A Survey on What Makes an Online Relationship Successful
Understanding “successful” as durable or lasting, rather than pointless or probably unsuccessful, may lead one to ask if there are any ways to understand which factors bring people who met online closer together allowing them to live long-term relationships. Would these factors be somehow related to the ones that operate offline?
People who first met in places of common interests, who communicated for long periods of time before meeting offline without exaggerated closeness, who worked through barriers to becoming closer, and who managed conflict well, tended to stay together.
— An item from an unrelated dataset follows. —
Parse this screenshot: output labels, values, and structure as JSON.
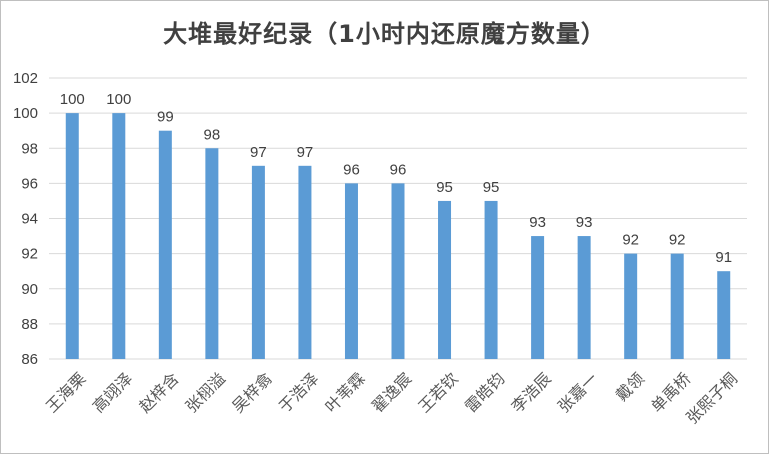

Four major factors can be used to point out the type of relationship one can begin or develop on line: meeting place, where couples first encounter each other online; obstacles or barriers to getting together overcome by the couples, such as distance and previous relationships; timing or period spent communicating before meeting offline, and how intimate they became before meeting offline; and ability of people to resolve problems in communication.
So, one can be able to understand “how the story goes” if he/she has the ability to evaluate facts based on the questions above:
Where did they meet? – Meeting in Places of Common Interests: The place or location online is important to determine how much people have in common. People can meet in places for those in one occupation field of study, profession development, or leisure time hobby. They can assemble in chat rooms, bulletin boards or forums.
What have they overcome? – Obstacles related to Distance, Jobs and Relationships: In taking advantage of meeting through the internet, most couples will face the problem of how to overcome distance, involving sacrifice of time and money to meet face to face and carry on with the relationship. This issue is fundamental to the success of committed online relationships. Job commitments or the raising of children from previous relationships can hamper geographical relocation for one or both people. Previous or current involvements with others can also restrain commitment in the current relation.
When did they meet IRL? – Length of Contact and Postponing of Physical Intimacy: On the whole, couples who communicated longer before they met stayed together and bent more lasting bonds. The mechanics of relationship-building would suggest that the more a person knows about someone overtime, while still desiring to maintain contact, the better chance they would have of connecting in the long run. Bigger self-disclosure can take place more easily, since couples spend time communicating, instead of chipping in events or activities demanding concentration on stimuli outside themselves. Studies show that increased bandwidth cuts back on apparent trust, while text-only environments allow for more intimacy between matched pairs. People exchange four times as much information using only typed words, than they do face to face or when seen through web-cams. At the same time, couples that soared their intimacy through cyber-sex, especially before meeting in person, ended their relationships more frequently than ones who never had that kind of intimacy until the met face to face. The pacing and content of the communication as well as the length of time people write can influence the nature and depth of the acquaintance between the two people. Saving intimacy for in-person meeting seems a more workable strategy for long-term relationships than sharing sexual preferences and scenarios.
How did they communicate? – Resolving Conflicts: The area of didactic communication is often a broad, vague on, in that good communication is seen as vital to healthy relationships, while lack of communication is one of the reasons given for the failure of a relationship. Couples who met online have the possibility to explain themselves in detail. When conflicts arise in the timing of communication, styles or goals can come out sooner and more clearly than those arising from a real-time or face-to-face conversation.
It is proved that relationships that begin online can, and actually do move offline. People do reach happiness, stability and longevity as a couple after meeting online. “Evolution” to offline isaided by honesty and through the exchange of information, thoughts and feelings. In meeting online, the more relevant shared emotions and thoughts are, the less relevant looks become. More durable relationships may perhaps result from the focus upon non-physical factors.